Em resposta escrita enviada à Lusa, a IGAI esclareceu que “aguarda o envio de elementos por parte da PSP” e que o processo administrativo se encontra a decorrer.
O processo está relacionado com as buscas feitas esta quinta-feira pelo Ministério Público a várias esquadras da primeira Divisão Policial de Lisboa e que resultaram na detenção de dois agentes da PSP, que foram ontem ouvidos em primeiro interrogatório para aplicação das respectivas medidas de coação.

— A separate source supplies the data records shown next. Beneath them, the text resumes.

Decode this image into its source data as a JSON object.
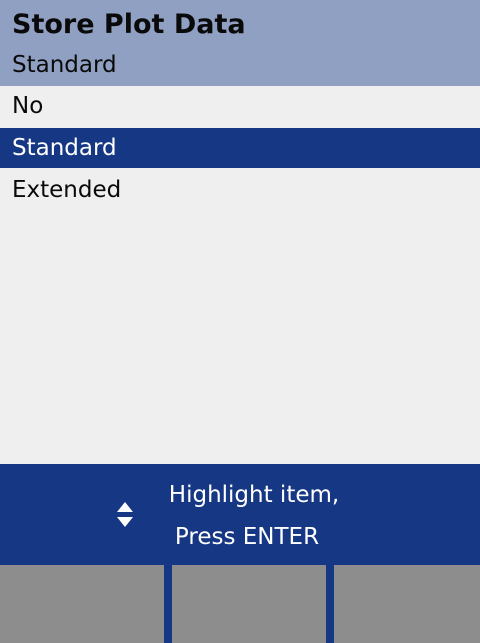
{
  "header": {
    "title": "Store Plot Data",
    "current_value": "Standard"
  },
  "options": [
    {
      "label": "No",
      "selected": false
    },
    {
      "label": "Standard",
      "selected": true
    },
    {
      "label": "Extended",
      "selected": false
    }
  ],
  "hint": {
    "icon": "up-down-arrows-icon",
    "line1": "Highlight item,",
    "line2": "Press ENTER"
  },
  "softkeys": [
    {
      "label": ""
    },
    {
      "label": ""
    },
    {
      "label": ""
    }
  ],
  "colors": {
    "header_bg": "#8fa0c2",
    "list_bg": "#efefef",
    "selection_bg": "#163783",
    "hint_bg": "#163783",
    "softkey_bg": "#8d8d8d"
  }
}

Em causa estão suspeitas de crimes de tortura, ofensas à integridade física qualificadas, peculato e falsificações, indicou a Procuradoria-Geral da República (PGR), numa nota publicada esta quinta-feira no seu ‘site’.
“Até ao momento, encontram-se denunciados cerca de uma dezena de ilícitos”, acrescentou a PGR, referindo ainda que foi a PSP que denunciou os factos em investigação.
As buscas decorreram em algumas esquadras da primeira Divisão Policial de Lisboa e fonte policial adiantou à Lusa que aconteceram, pelo menos, nas esquadras do Bairro Alto e do Rato.
Além das buscas feitas nas esquadras, o Ministério Público fez também buscas domiciliárias.
Contactado pela Lusa, o Ministério da Administração Interna indicou que não vai fazer qualquer comentário sobre as buscas.